主人公と戦わせることがないのならば、即ち主人公に勝つ必要も負ける必要もない相手ならば、そうして主人公を差し置いて敵と戦う必要のないキャラクタならば、どれほど強くとも何の問題もない。主人公の猪突猛進をフォローできる冷静さ、妖怪を食い物にするヒトの対比としての優しい妖怪、植物を操り薬草に詳しく傷付いた主人公を介抱でき、時には戦闘員としても活躍する。もし『幽白』が普通の少年漫画と同様の主人公超人インフレ漫画の道を歩むのだったら、パートナとして理想的である。主人公のためにのみその能力を使うというのならば、物語としては非常に使いやすいキャラクタである。
ところがそうはならなかった。主人公がひとりで超人となる物語にはならなかった。サポータとしてではなく蔵馬を前面に出す必要に迫られたとき、即ち幽助のために戦略を練る蔵馬ではなく、自身の戦いために能力を駆使する蔵馬という必要性に迫られたとき、パズラがパズラとしてパズラのために自身に要求する最重要課題は、蔵馬に対する能力の封印ではないかと思えるのだ。蔵馬の能力は、定めたルールを根底から覆したと錯覚させることまで可能となる能力である。(ソースがなくて申し訳ないが、記憶によると当時ジャンプで?)冨樫氏は蔵馬という存在の有する能力が使い方によっては最強と理解していたようだ。戦力的に大会本部に重要視されていなかった蔵馬をして、物語が凍矢にあそこまで警戒させた理由と同義であろう。そんな人物をあの物語で使うのは、少なくともわたしだったらとても怖い。あれは物語を壊す。その気になって巧くやれば世界中の生き物を抹殺することも可能な生き物だろう。ありとあらゆる植物の能力を使用できる支配力、更にはイカサマを物ともしない性格と、戦略と戦術を緻密に組み立てられるだけの頭脳。しかも対海藤戦を見る限り、ドグラ星のバカ王子や榎木津礼二郎のように才能の無駄遣いをする人格でもない。

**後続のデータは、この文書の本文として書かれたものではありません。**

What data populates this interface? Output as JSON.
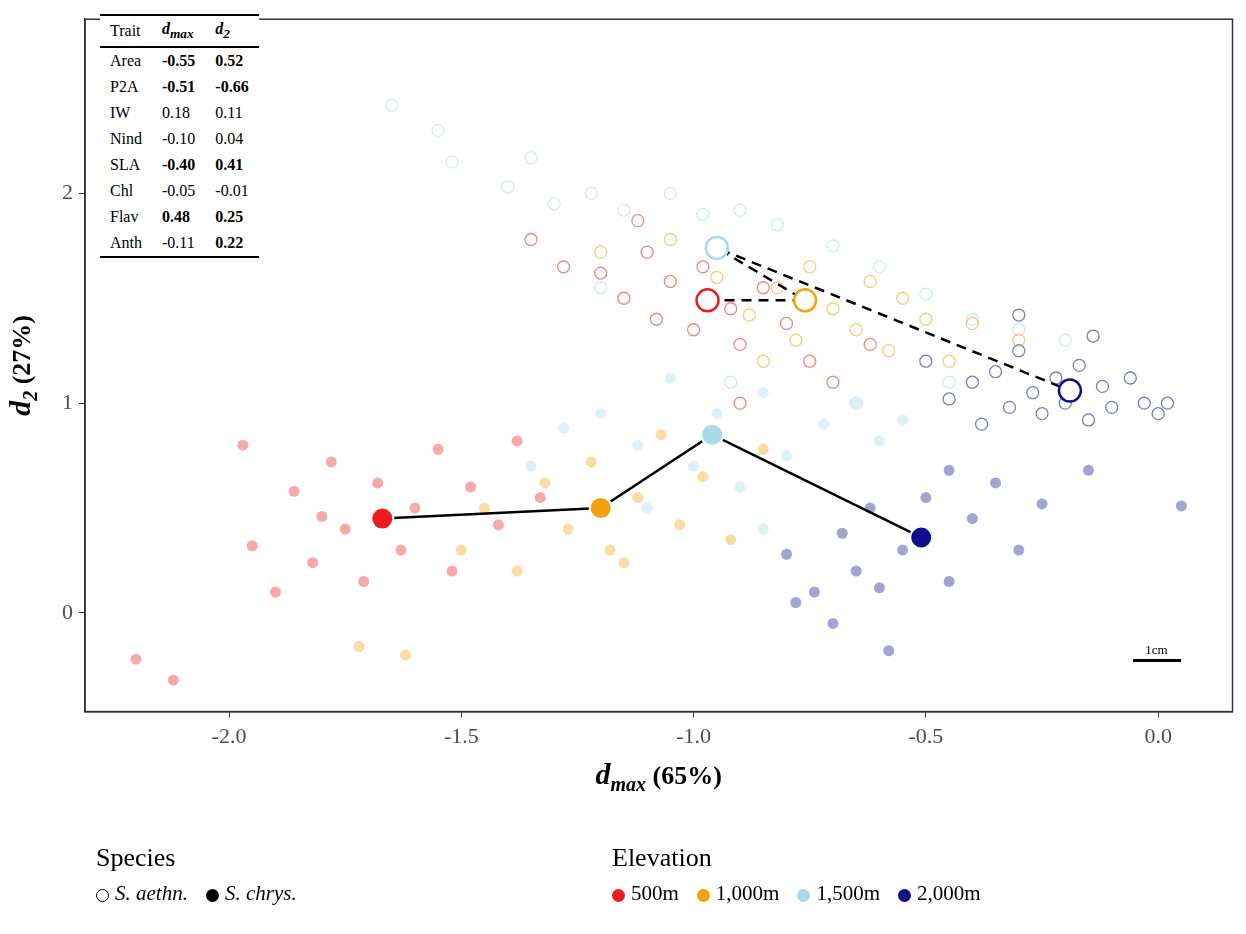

まるでジョーカーだ。あんな生き物をそのまま使ったら、物語があくまで戦術レベルでのバトル物語である以上、そこに投入したパズルのパズルたる根底が崩れてしまう。パズラではない、単なるメタ推理小説の好きな人間だったら超絶美形世紀末探偵神話☆ とでもキャラクタ造形できるだろうが(いやワシは寧ろ好きですが清涼院流水)、或いは実はこちらの理由のほうが深刻なのだが、主人公が蔵馬だったのならば、バカ王子のように超越したトリックスターとして扱うことも可能だったかもしれない。が、主人公であり霊界探偵であったのは蔵馬ではない、幽助なのだ。魔界の扉編が最初戦略的な頭脳戦を繰り広げていながらも結局、幽助と仙水の物理的な戦闘に落ち着いてしまったのはむべなるかな。そうして蔵馬は、その幽助を裏切らない(と当初設定された)キャラクタであり、今更敵としてその能力を生かせもしないのだ(裏切ってほしかった…!)。
準主役として使用するには、蔵馬という能力はあまりに使い勝手が良すぎ、それ故に戦術内パズルの中では能力を制限されざるを得ない運命にあるのが、あのキャラクタである。能力だけを見ればあれをワトソンに留めておくのは非常に難しい。

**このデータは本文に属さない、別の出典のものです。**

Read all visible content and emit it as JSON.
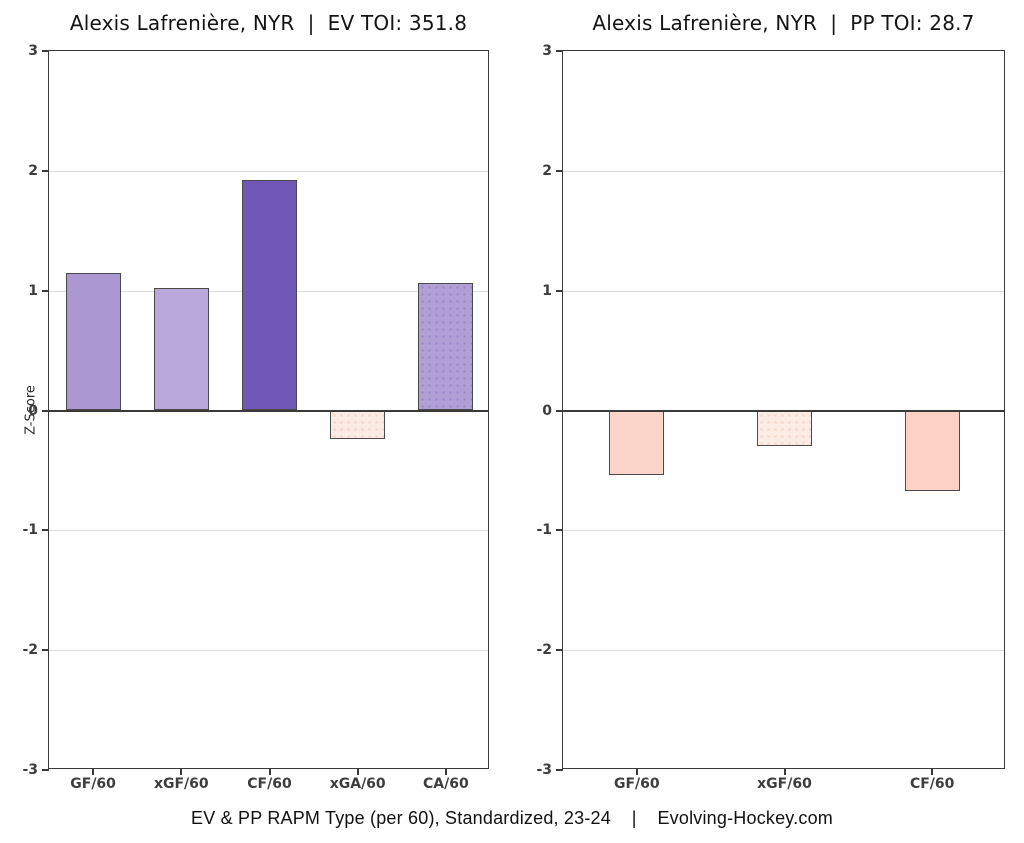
{
  "figure": {
    "background": "#ffffff",
    "caption": "EV & PP RAPM Type (per 60), Standardized, 23-24    |    Evolving-Hockey.com"
  },
  "styles": {
    "axis_text": "#3d3d3d",
    "title_text": "#141414",
    "spine": "#3a3a3a",
    "grid_line": "#dcdcdc",
    "zero_line": "#3a3a3a",
    "bar_border": "#4a4a4a"
  },
  "chart_data": [
    {
      "type": "bar",
      "title": "Alexis Lafrenière, NYR  |  EV TOI: 351.8",
      "xlabel": "",
      "ylabel": "Z-Score",
      "ylim": [
        -3,
        3
      ],
      "yticks": [
        3,
        2,
        1,
        0,
        -1,
        -2,
        -3
      ],
      "grid": true,
      "legend": false,
      "categories": [
        "GF/60",
        "xGF/60",
        "CF/60",
        "xGA/60",
        "CA/60"
      ],
      "values": [
        1.15,
        1.02,
        1.92,
        -0.24,
        1.06
      ],
      "bar_colors": [
        "#ab98d2",
        "#b9a8db",
        "#7258b6",
        "#fcebe5",
        "#b1a0d6"
      ],
      "bar_dot_colors": [
        null,
        null,
        null,
        "#f3cfc0",
        "#9885cb"
      ]
    },
    {
      "type": "bar",
      "title": "Alexis Lafrenière, NYR  |  PP TOI: 28.7",
      "xlabel": "",
      "ylabel": "",
      "ylim": [
        -3,
        3
      ],
      "yticks": [
        3,
        2,
        1,
        0,
        -1,
        -2,
        -3
      ],
      "grid": true,
      "legend": false,
      "categories": [
        "GF/60",
        "xGF/60",
        "CF/60"
      ],
      "values": [
        -0.54,
        -0.3,
        -0.67
      ],
      "bar_colors": [
        "#fbd5c9",
        "#fcece6",
        "#fdd1c3"
      ],
      "bar_dot_colors": [
        null,
        "#f6d0c0",
        null
      ]
    }
  ]
}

蔵馬に物理的に課せられた最も重い枷は、南野秀一の肉体だろう。暗黒武術会のような、会場を用意されての1対1というスポーツマンシップに則った(あれで? という意見もあろうが、物凄くそう思ったよ……)大会ではそれが顕著である。しかしそれすらも実はあまり問題とならないことは、対呂屠戦その他で推測できる。
そうして更なる枷のために(助長して)付け加えられたのだろう蔵馬の性質、用心深く奥の手を幾つも隠す、という。四聖獣の時点から積み上げられたこの性質により、あのような大衆の面前で「全能力を以て敵を倒す」ということが蔵馬には「できなくなった」。奥の手は最後まで蔵馬にとって「見せない」=物語にとって蔵馬には最後まで「見せられない」。手の内を見せられない、見せるときは(対鯱戦のように)確実に相手を葬れるときのみ、という能力発動の限定条件が、この性格の付与により、蔵馬をして生まれるわけである。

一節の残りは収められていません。